Research Master's programmes are two-year programmes specifically designed for excellent students aiming for a career in research. These programmes include additional research methodology, skills training, as well as hands-on experience in the research groups of the Amsterdam Institute for Social Science Research.

The programmes prepare students for writing a PhD thesis and an academic career, as well as for a research oriented career outside academia. 

In this video, the features of a Research Master's programme are explained by a current student, an alumni and an academic staff member: 


Student profile

A defining feature of this Research Master’s programme is that it attracts a highly international group of students all motivated to pursue a career in social scientific research.

After finishing this Research Master, you will be able to tackle modern social challenges and problems through innovative social science research. You will gain the ability to formulate socially and scientifically relevant research problems within the key areas of social sciences. The programme develops your capacity to construct a research design to solve these problems through the use of advanced quantitative and/or qualitative techniques. You will be able to report on their research process and conclusions clearly and concisely. 


Why study Social Sciences in Amsterdam?

The Graduate School of Social Sciences (GSSS) of Amsterdam provides a vibrant and international academic community.
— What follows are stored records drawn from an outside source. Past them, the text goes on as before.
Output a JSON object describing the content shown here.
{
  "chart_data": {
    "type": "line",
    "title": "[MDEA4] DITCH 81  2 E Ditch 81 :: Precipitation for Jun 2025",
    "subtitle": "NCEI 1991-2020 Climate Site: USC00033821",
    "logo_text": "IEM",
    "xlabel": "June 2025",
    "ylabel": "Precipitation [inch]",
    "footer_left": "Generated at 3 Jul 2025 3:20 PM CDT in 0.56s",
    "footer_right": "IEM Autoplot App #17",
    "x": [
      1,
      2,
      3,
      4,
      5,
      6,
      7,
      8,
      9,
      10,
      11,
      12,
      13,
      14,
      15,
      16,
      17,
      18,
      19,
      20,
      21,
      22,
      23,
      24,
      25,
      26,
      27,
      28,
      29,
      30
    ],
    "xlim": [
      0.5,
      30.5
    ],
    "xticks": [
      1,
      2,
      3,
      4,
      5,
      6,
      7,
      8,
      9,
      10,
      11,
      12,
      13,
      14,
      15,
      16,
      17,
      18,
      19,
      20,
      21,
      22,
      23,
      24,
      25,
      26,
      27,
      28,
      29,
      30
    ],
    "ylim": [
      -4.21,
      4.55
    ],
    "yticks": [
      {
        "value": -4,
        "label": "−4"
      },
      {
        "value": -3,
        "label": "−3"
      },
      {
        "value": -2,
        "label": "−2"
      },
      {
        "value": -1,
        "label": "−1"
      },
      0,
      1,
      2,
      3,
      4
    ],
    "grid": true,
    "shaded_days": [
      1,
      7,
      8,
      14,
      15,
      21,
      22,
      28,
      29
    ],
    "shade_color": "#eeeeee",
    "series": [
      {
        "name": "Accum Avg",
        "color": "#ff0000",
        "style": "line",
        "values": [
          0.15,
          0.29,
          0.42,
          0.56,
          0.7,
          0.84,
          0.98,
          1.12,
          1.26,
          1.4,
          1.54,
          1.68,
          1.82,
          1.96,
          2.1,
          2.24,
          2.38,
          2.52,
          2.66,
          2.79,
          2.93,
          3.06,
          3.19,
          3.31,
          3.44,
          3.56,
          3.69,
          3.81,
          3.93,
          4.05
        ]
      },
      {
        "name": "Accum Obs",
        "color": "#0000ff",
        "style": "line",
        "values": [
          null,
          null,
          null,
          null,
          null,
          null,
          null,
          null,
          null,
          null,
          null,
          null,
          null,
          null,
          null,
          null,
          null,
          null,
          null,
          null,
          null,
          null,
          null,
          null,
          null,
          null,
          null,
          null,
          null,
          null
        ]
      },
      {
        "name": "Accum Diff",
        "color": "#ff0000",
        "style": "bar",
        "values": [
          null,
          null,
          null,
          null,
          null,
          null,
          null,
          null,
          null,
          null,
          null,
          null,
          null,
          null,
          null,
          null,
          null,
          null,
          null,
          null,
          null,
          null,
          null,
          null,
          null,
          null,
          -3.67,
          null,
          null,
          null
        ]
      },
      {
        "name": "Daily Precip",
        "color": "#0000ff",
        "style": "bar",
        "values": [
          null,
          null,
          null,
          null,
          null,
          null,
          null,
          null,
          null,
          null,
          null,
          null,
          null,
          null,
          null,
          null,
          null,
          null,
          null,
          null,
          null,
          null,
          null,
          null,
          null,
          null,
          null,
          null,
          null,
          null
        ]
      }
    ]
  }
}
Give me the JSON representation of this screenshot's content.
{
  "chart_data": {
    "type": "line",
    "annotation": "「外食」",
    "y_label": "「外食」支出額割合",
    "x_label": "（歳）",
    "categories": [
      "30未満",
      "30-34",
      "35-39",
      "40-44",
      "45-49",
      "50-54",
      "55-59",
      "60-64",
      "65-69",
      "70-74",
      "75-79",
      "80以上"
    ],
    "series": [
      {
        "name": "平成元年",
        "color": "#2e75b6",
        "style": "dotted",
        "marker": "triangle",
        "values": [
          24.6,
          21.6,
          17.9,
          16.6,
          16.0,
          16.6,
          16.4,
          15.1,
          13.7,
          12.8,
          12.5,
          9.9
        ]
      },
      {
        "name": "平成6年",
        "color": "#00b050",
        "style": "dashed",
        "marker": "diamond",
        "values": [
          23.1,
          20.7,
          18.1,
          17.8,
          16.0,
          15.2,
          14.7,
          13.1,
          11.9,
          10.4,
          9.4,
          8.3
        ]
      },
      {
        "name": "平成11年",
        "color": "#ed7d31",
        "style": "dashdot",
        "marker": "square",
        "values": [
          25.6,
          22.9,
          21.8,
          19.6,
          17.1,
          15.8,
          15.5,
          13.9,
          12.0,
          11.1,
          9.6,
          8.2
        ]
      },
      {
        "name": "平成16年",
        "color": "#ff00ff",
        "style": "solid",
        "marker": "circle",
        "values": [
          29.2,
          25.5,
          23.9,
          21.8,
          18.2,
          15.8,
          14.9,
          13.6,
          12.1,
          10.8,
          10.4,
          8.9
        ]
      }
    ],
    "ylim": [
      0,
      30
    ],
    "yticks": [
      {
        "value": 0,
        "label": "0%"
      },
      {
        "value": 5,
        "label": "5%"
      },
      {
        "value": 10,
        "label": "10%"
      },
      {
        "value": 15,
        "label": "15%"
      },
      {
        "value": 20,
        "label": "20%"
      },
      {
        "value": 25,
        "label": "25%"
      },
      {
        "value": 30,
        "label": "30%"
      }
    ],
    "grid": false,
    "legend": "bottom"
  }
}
The GSSS values diversity in both research and academic content, academic staff and the student population. The Research Master’s in Social Sciences:

  • Offers the opportunity to contribute to ongoing research projects

  • Is an interdisciplinary programme, leading to a culturally and academically diverse climate

  • Provides students with excellent research skills, making them eligible for a PhD candidacy


Focus on research

The RMSS is strongly affiliated to research groups of the  Amsterdam Institute of Social Science Research (AISSR), which is one of the most prestigious institutes of its kind.. The teachers incorporate their ongoing research as part of the courses. Their extremely broad range of interests and their elaborate research experience provide students with a complex and thorough picture of social and political processes.


Degree certificate 

Upon successful completion of the Research Master's programme in Social Sciences students receive a Master of Science (MSc) degree in Social Sciences (Research).